Mais la jeune diplômée en économie de l’Université de Grenoble – qui dit avoir forgé ses convictions politiques dans les mouvements d’extrême-gauche –, va connaître très vite une carrière internationale fulgurante qui la conduira dans les bureaux régionaux de l’ONU, puis au siège, à New York, où elle occupera pendant dix ans le poste de directrice des Droits humains pour le Fonds des Nations unies pour la population (UNFPA). « Une belle expérience du point de vue de la construction du leadership », glisse-t-elle aujourd’hui. De là, elle s’engage auprès de Macky Sall. D’abord, contre le troisième mandat d’Abdoulaye Wade, puis pour la conquête du pouvoir, en 2012. Après la victoire, Mimi Touré accepte la proposition qui lui est faite de prendre la tête du ministère de la Justice. Elle quitte New York et les couloirs des organisations onusiennes. Le salaire des hauts fonctionnaires onusiens, aussi. « Je voulais servir mon pays et contribuer à le faire avancer. L’épanouissement n’est pas que financier. C’était une bonne décision », se félicite-t-elle.

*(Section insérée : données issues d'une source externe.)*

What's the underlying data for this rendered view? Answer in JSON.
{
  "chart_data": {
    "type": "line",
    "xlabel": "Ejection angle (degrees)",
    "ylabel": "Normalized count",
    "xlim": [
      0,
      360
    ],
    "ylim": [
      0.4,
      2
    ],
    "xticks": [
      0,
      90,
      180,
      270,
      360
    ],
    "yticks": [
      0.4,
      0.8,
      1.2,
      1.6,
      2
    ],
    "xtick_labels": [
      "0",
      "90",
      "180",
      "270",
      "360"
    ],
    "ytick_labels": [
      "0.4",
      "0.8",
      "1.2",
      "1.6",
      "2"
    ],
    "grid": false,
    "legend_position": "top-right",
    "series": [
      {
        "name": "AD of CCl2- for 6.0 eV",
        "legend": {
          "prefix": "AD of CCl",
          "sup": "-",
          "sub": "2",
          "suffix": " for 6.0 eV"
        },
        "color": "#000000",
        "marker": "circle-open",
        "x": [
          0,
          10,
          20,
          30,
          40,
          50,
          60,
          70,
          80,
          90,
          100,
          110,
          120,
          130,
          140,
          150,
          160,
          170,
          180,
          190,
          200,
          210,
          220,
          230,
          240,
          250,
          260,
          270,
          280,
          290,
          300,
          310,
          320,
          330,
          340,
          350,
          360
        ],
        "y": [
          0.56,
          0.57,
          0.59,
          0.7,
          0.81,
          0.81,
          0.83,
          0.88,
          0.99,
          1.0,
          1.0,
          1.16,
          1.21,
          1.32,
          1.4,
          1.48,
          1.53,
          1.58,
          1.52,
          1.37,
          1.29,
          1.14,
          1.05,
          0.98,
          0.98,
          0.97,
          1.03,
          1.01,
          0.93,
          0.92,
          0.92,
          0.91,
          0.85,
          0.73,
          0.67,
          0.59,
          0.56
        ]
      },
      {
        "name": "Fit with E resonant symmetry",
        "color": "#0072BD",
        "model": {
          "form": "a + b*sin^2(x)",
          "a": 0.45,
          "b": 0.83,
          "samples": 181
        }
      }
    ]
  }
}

Aminata Touré juge justifiée la mise en examen de plusieurs de ces anciens collègues du gouvernement, dans le dossier de soupçons de malversation dans la gestion des fonds Covid, parmi lesquels Mansour Faye, le beau-frère de Macky Sall. « Ils doivent répondre de leurs actes. Ce sont des questions de bonne gouvernance. Cela n’a rien de politique », affirme l’ancienne Première ministre de Macky Sall. L’ancien président, dont elle critique aujourd’hui l’activisme sur le plan international, doit être entendu pour son rôle dans la répression des manifestations, entre 2021 et 2023, lors desquelles près de 80 personnes avaient été tuées, selon les chiffres officiels. « L’heure est venue pour que le processus démarre. Justice doit être rendue aux victimes » martèle-t-elle. Mais, bien sûr, il ne faut rien y voir de personnel.